- 2020.12.09
- インタビュー・対談
現代社会で求められる「スター」とは――『スター』(朝井 リョウ)
「オール讀物」編集部
Book Talk/最新作を語る
出典 : #オール讀物
ジャンル :
#エンタメ・ミステリ
映像業界に生きる二人の青年を描く
新人監督の登竜門となる映画祭でグランプリを大学生で受賞した二人の青年―大学卒業後、名監督への弟子入りをした尚吾と、YouTubeに活路を見出した紘を、ダブル主人公に据えた本作。冒頭は新聞に掲載された二人のインタビュー記事で始まる。それを、二人で訪れた映画館で久しぶりに見かけた紘は「古文書みたいになってんじゃん」と茶化す。新聞連載という形式にあわせた朝井さんならではの遊び心と、メディアに対する「意地悪心」がわかるシーンだ。
「最初は、紘側の立場の人間が新しいやり方で成り上がるド直球エンタメを構想していたんです。でも、尚吾側、いわゆる古い価値観を悪いものだと断じたいわけでもないなと思い直し、読者が両方の立場を行き来しながら読み進められるようプロットを大きく修正しました。
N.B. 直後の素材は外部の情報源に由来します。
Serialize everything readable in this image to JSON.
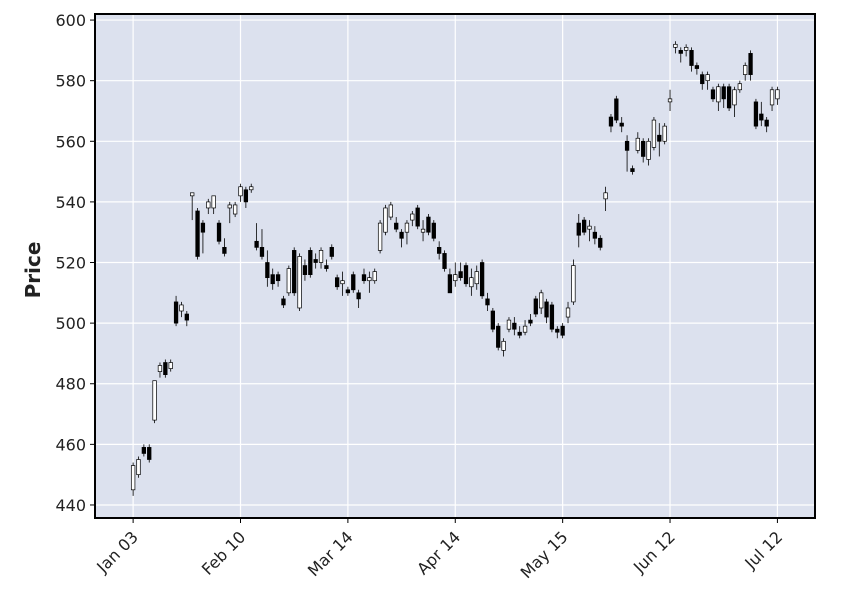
{
  "chart_data": {
    "type": "candlestick",
    "y_label": "Price",
    "xticks": [
      {
        "value": 0,
        "label": "Jan 03"
      },
      {
        "value": 20,
        "label": "Feb 10"
      },
      {
        "value": 40,
        "label": "Mar 14"
      },
      {
        "value": 60,
        "label": "Apr 14"
      },
      {
        "value": 80,
        "label": "May 15"
      },
      {
        "value": 100,
        "label": "Jun 12"
      },
      {
        "value": 120,
        "label": "Jul 12"
      }
    ],
    "xlim": [
      -7.1,
      127
    ],
    "ylim": [
      435.7,
      602
    ],
    "yticks": [
      440,
      460,
      480,
      500,
      520,
      540,
      560,
      580,
      600
    ],
    "grid": true,
    "up_color": "#ffffff",
    "down_color": "#000000",
    "edge_color": "#000000",
    "open": [
      445,
      450,
      459,
      459,
      468,
      484,
      487,
      485,
      507,
      504,
      503,
      542,
      537,
      533,
      538,
      538,
      533,
      525,
      538,
      536,
      542,
      544,
      544,
      527,
      525,
      520,
      516,
      516,
      508,
      510,
      524,
      505,
      519,
      524,
      521,
      520,
      519,
      525,
      515,
      513,
      511,
      516,
      510,
      516,
      514,
      514,
      524,
      530,
      535,
      533,
      530,
      530,
      534,
      538,
      530,
      535,
      533,
      525,
      523,
      516,
      514,
      517,
      519,
      512,
      513,
      520,
      508,
      504,
      499,
      491,
      498,
      500,
      497,
      497,
      501,
      508,
      505,
      507,
      506,
      498,
      499,
      502,
      507,
      533,
      534,
      531,
      530,
      528,
      541,
      568,
      574,
      566,
      560,
      551,
      557,
      560,
      554,
      558,
      562,
      560,
      573,
      591,
      590,
      590,
      590,
      585,
      582,
      580,
      577,
      573,
      578,
      578,
      572,
      577,
      582,
      589,
      573,
      569,
      567,
      572,
      574
    ],
    "high": [
      454,
      456,
      460,
      460,
      481,
      487,
      488,
      488,
      509,
      507,
      504,
      543,
      538,
      534,
      541,
      542,
      534,
      528,
      540,
      540,
      546,
      545,
      546,
      533,
      531,
      524,
      518,
      517,
      509,
      519,
      525,
      523,
      521,
      525,
      523,
      525,
      521,
      526,
      516,
      517,
      512,
      517,
      511,
      518,
      517,
      518,
      534,
      539,
      540,
      535,
      531,
      534,
      537,
      539,
      534,
      536,
      534,
      527,
      524,
      518,
      520,
      520,
      520,
      518,
      519,
      521,
      510,
      505,
      500,
      495,
      502,
      502,
      499,
      501,
      503,
      509,
      511,
      508,
      507,
      499,
      500,
      507,
      521,
      536,
      535,
      534,
      532,
      529,
      545,
      569,
      575,
      568,
      562,
      552,
      563,
      561,
      561,
      568,
      566,
      566,
      577,
      593,
      591,
      592,
      591,
      586,
      583,
      583,
      578,
      579,
      579,
      579,
      578,
      580,
      586,
      590,
      574,
      573,
      568,
      578,
      578
    ],
    "low": [
      443,
      449,
      456,
      454,
      467,
      482,
      482,
      484,
      499,
      502,
      499,
      534,
      521,
      523,
      536,
      536,
      526,
      522,
      533,
      535,
      540,
      538,
      543,
      524,
      521,
      512,
      511,
      512,
      505,
      509,
      509,
      504,
      514,
      515,
      518,
      518,
      517,
      521,
      511,
      509,
      509,
      510,
      505,
      513,
      510,
      513,
      523,
      529,
      534,
      530,
      525,
      526,
      532,
      531,
      527,
      529,
      527,
      521,
      517,
      510,
      512,
      514,
      512,
      509,
      511,
      508,
      504,
      497,
      491,
      489,
      497,
      496,
      495,
      496,
      499,
      502,
      503,
      500,
      497,
      495,
      495,
      500,
      506,
      525,
      529,
      527,
      526,
      524,
      537,
      563,
      566,
      563,
      550,
      549,
      556,
      553,
      552,
      557,
      555,
      559,
      570,
      589,
      586,
      588,
      583,
      582,
      577,
      577,
      573,
      570,
      571,
      570,
      568,
      576,
      580,
      580,
      564,
      565,
      563,
      570,
      572
    ],
    "close": [
      453,
      455,
      457,
      455,
      481,
      486,
      483,
      487,
      500,
      506,
      501,
      543,
      522,
      530,
      540,
      542,
      527,
      523,
      539,
      539,
      545,
      540,
      545,
      525,
      522,
      515,
      513,
      514,
      506,
      518,
      510,
      522,
      516,
      516,
      520,
      524,
      518,
      522,
      512,
      514,
      510,
      511,
      508,
      514,
      515,
      517,
      533,
      538,
      539,
      531,
      528,
      533,
      536,
      532,
      531,
      530,
      528,
      523,
      518,
      510,
      516,
      515,
      513,
      515,
      517,
      509,
      506,
      498,
      492,
      494,
      501,
      498,
      496,
      499,
      500,
      503,
      510,
      502,
      498,
      497,
      496,
      505,
      519,
      529,
      530,
      532,
      528,
      525,
      543,
      565,
      567,
      565,
      557,
      550,
      561,
      555,
      560,
      567,
      560,
      565,
      574,
      592,
      589,
      591,
      585,
      584,
      579,
      582,
      574,
      578,
      574,
      571,
      577,
      579,
      585,
      582,
      565,
      567,
      565,
      577,
      577
    ]
  }
}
わたしは新しい時代を書く人と評していただけることがありますが、今の時代のアイテムや言葉を使って昔から変わらない普遍的なことを書き直しているだけだと再認識しました」
本作は作家生活十周年の記念作品。この十年間で最も変わったこととは。
「十キロ太ったことです。というのは半分冗談で、長期的な視野を持てるようになったことです。デビューして数年間は、間をあけず作品を書かなければ忘れられると焦っていました。でも、一緒に十年間書き続けてきた小説家仲間にしっかり十年分の読者がついているのを見て、書くことや読むことは点じゃなくて線なんだなとやっと感じられるようになりました。その影響か、今は、より文章自体の大切さを重視する気持ちが強くなっています」
デビュー当時から変わらない鮮烈で瑞々しい描写や会話文は、円熟味も加わり、より読みごたえを増している。
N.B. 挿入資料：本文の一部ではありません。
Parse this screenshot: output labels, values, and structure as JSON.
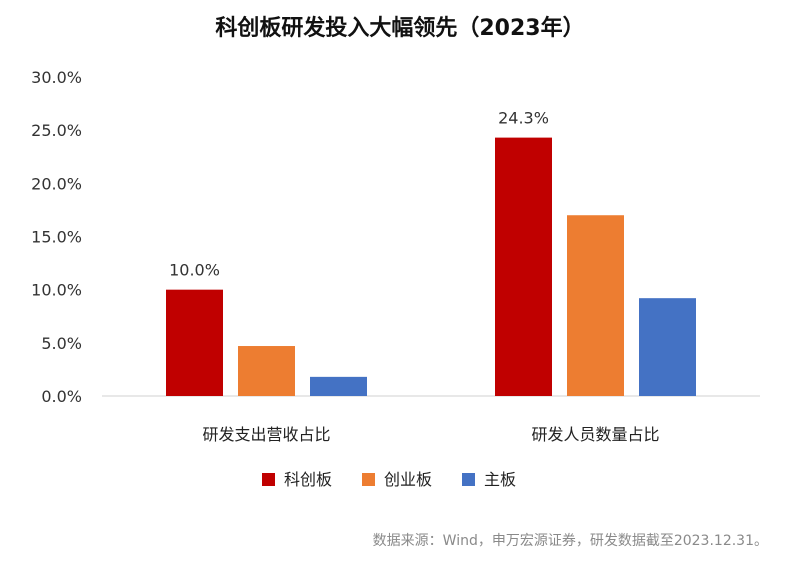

「今回は特に多いですが、会話文は最も気を遣う部分のひとつです。わたしにとって会話文は、辿り着いてほしい場所に単語単位で登場人物を運んでいく作業というか、情報を明かす順番を間違えられないパズルみたいなものなんです。いずれ書くだろう会話のシーンのために、それまでにこの人にはこういう経験をさせておこう、みたいにプロットにも大きく影響します。もしかするとそういうディテールを楽しんでいただく余裕はない時代かもしれないけれど、そこにこだわることはやめられないので、性癖なんだと思います」
同じ映像の世界でも、真逆の道を選んだ二人の立ち位置は、世間からの評価や業界の直面する状況の変化などで、互いに抜きつ抜かれつ、目まぐるしく変わる。現代の世界が求める「スター」とは何かを描いた渾身の一作だ。
あさいりょう 一九八九年、岐阜県生まれ。二〇〇九年『桐島、部活やめるってよ』で小説すばる新人賞、一三年『何者』で直木賞、一四年『世界地図の下書き』で坪田譲治文学賞受賞。